The Desmond Tutu Fellowship is the pre-eminent award globally for achievements in the field of reconciliation. Administered by Global Reconciliation in honour of the memory of the late Archbishop Desmond Tutu, it recognizes people from all walks of life who contribute to the theory and practice of reconciliation.

The Fellowship rewards activities that promote dialogue and mutual understanding across the boundaries of cultural, racial, religious, gender, and other kinds of difference, seeking especially to bring global attention to grass-roots actions within local communities.

Fellows are appointed based on their present and past activities. An important consideration is the likelihood of ongoing, sustainable outcomes. Past recipients include Nanko van Buuren (Brazil), Ian Campbell (Australia), Zeremariam Fre (Horn of Africa), Emmanuel Jal (Canada), Aung San Suu Kyi (Myanmar), June Oscar AO (Australia), Safiya Ibn Garba (Nigeria/Jordan), Tambu Muzenda (South Africa), Romina Caldera (Argentina).

Please consider nominating yourself or someone whose work has come to your attention.

Ideally, a nominee will be a person or group who works with others in ways that have local, national, and potentially global consequences. They will demonstrate an imaginative vision that has the potential to shift current paradigms and change the ways that people think and act. They will be courageous and will stand as an inspiration to others. They will be contributing to promoting debate as productive exchange without divisive rhetoric or easy denunciation.

As with previous Fellows, we are seeking an individual or group who has found a way to negotiate across the borders posed by difficult, or apparently intractable, cultural, political, and other differences.

Reconciliation across difference

Global Reconciliation understands reconciliation as the promotion of creative dialogue and practical engagement across the boundaries of difference. Its task is to create and nurture the threads of communication where such dialogues and practices are most threatened. This means that reconciliation processes can be initiated at any stage of a conflict by acknowledging or accepting differences, and drawing on them, not as a cause for conflictual division but as a source of productive new meanings.

Please let others know

If you know of someone you think might be suitable, we urge you to nominate them by writing to us with information about their work and their relevant achievements.
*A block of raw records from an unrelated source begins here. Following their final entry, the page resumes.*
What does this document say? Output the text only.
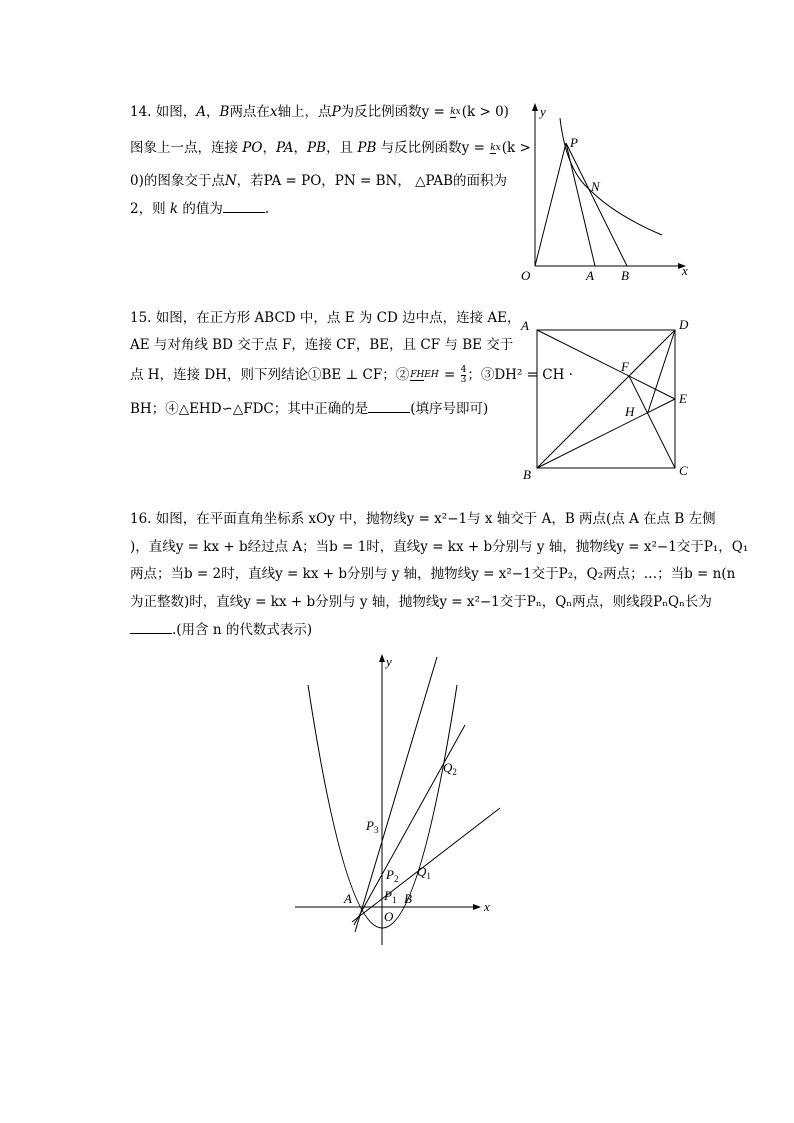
14. 如图，A，B两点在x轴上，点P为反比例函数y = kx(k > 0)
图象上一点，连接 PO，PA，PB，且 PB 与反比例函数y = kx(k >
0)的图象交于点N，若PA = PO，PN = BN， △PAB的面积为
2，则 k 的值为	.
15. 如图，在正方形 ABCD 中，点 E 为 CD 边中点，连接 AE，
AE 与对角线 BD 交于点 F，连接 CF，BE，且 CF 与 BE 交于
点 H，连接 DH，则下列结论①BE ⊥ CF；②FHEH = $\frac{4}{3}$ ；③DH² = CH ·
BH；④△EHD∽△FDC；其中正确的是	(填序号即可)
16. 如图，在平面直角坐标系 xOy 中，抛物线y = x²−1与 x 轴交于 A，B 两点(点 A 在点 B 左侧
)，直线y = kx + b经过点 A；当b = 1时，直线y = kx + b分别与 y 轴，抛物线y = x²−1交于P₁，Q₁
两点；当b = 2时，直线y = kx + b分别与 y 轴，抛物线y = x²−1交于P₂，Q₂两点；…；当b = n(n
为正整数)时，直线y = kx + b分别与 y 轴，抛物线y = x²−1交于Pₙ，Qₙ两点，则线段PₙQₙ长为
.(用含 n 的代数式表示)
y
x
O	A B
P
N
A	D
E
C
B
F
H
y
x
A
O
B
$P_1$
$P_2$
$P_3$
$Q_1$
$Q_2$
The nomination process is simple: all we require is a written document of any length; if we require further information we will ask for it.

It is important that candidates provide their agreement to being nominated, and nominations should also include the names and contact details of at least two referees. Please pass on this Call for Nominations to other individuals or organisations so that they too will have the opportunity to nominate possible candidates.

Award process

The award of the Fellowship is made following a review process that considers past accomplishments and possible future achievements. A panel will examine the nominations received and submit a recommendation to the Global Reconciliation Board, which will make the final decision. Successful candidates may hold the status of Fellow for life and use the initials FGR after their names in public recognition of their Fellowship of Global Reconciliation.